To calculate the salt needed, weigh the prepared vegetables and use about 60g of salt for every 2.5kg. The ideal temperature for successful fermentation is 20-22deg C. At this temperature the sauerkraut is ready in 3-4 weeks. It takes less time if it is warmer, and longer if it is colder.
Makes approx. 1.35kg or 2 medium preserving jars
Prep: 30-45 mins, plus fermentation
Keeps: 1-2 months, refrigerated
- 2.5-3kg hard white or red cabbage or half red and half white cabbage, shredded
- approx. 60g coarse sea or rock salt
- 1 tablespoon caraway seeds
- cold brine, to cover, made from 1.5 tablespoon salt to 1 litre boiled water
- Calculate the salt. Weigh the shredded cabbage and calculate the amount of salt needed. Place the cabbage in a bowl and sprinkle over the salt.
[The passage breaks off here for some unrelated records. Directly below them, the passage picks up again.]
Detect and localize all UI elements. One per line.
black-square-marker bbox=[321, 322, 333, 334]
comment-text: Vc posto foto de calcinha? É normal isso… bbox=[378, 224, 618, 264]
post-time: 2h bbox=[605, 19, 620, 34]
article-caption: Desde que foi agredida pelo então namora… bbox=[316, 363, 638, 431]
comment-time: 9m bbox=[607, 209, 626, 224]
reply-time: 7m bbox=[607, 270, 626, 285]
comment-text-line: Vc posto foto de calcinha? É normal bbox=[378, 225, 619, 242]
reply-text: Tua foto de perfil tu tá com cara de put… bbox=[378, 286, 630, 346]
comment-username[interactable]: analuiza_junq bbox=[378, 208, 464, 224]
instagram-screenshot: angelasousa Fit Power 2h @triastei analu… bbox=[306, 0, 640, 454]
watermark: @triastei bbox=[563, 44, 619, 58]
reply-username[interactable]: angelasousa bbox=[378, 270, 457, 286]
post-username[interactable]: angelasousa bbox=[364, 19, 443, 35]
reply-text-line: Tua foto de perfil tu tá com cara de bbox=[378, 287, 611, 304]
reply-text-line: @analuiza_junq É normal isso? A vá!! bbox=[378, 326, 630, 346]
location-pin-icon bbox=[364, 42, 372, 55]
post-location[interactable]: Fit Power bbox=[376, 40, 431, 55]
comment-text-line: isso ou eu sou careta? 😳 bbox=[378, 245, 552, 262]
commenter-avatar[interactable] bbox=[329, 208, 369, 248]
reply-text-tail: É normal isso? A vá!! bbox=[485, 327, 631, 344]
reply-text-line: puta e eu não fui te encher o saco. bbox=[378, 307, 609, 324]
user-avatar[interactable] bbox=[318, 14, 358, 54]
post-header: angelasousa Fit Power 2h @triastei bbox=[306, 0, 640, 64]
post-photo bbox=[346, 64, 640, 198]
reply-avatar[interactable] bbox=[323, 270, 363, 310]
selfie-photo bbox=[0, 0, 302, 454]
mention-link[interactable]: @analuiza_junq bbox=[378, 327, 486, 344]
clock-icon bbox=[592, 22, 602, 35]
Leave for a few minutes.
- Pack in large jar. Pack cabbage in 5cm layers at a time, scattering caraway seeds. Leave 7.5cm space at the top. Add bowl juices and extra cold brine to cover.
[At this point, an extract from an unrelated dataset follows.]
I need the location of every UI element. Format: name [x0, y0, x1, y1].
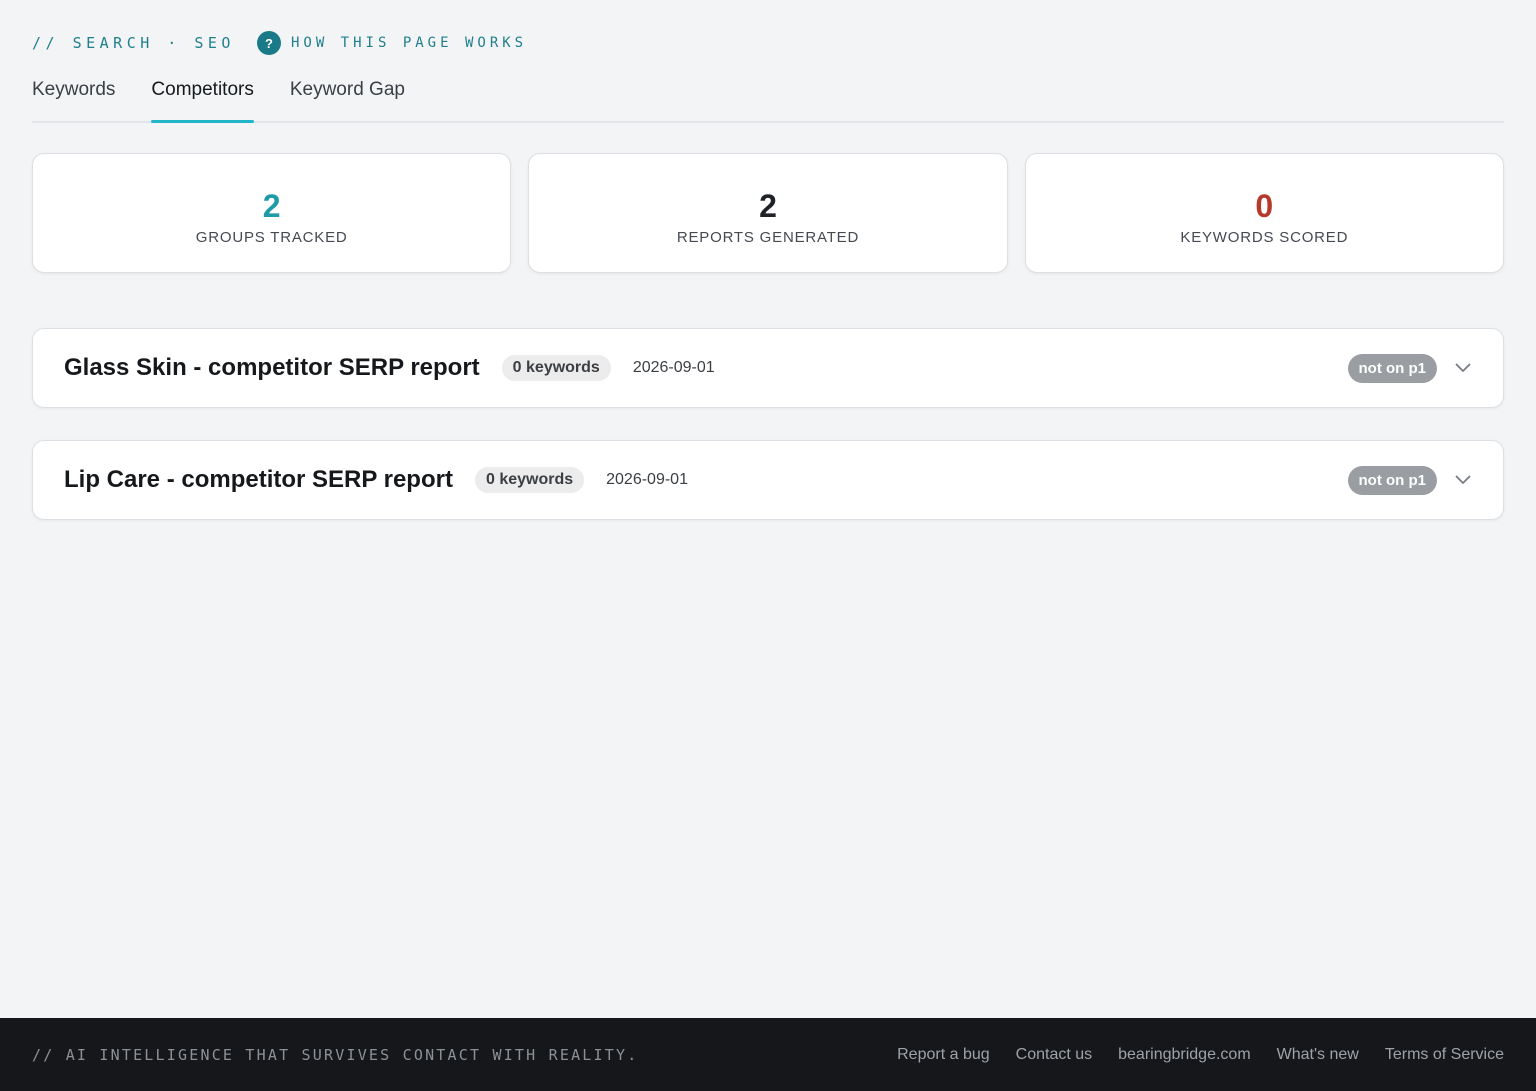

- Ferment cabbage. Cover with muslin, a plate and a weighted jar. Leave at room temperature. Check daily that the cabbage is submerged. Remove scum and replace muslin.
- Pot up and seal. Fermentation is complete when all the bubbling has ceased. Pot up into sterilized jars, seal, and store in the fridge.
Note: If your sauerkraut develops a pinkish hue, goes dark, or is very soft and mushy, it has not fermented properly and shouldn’t be eaten. You may have used too little salt, left air pockets in the jar, the cabbage was not completely submerged, it was stored too long, or the temperature was too high.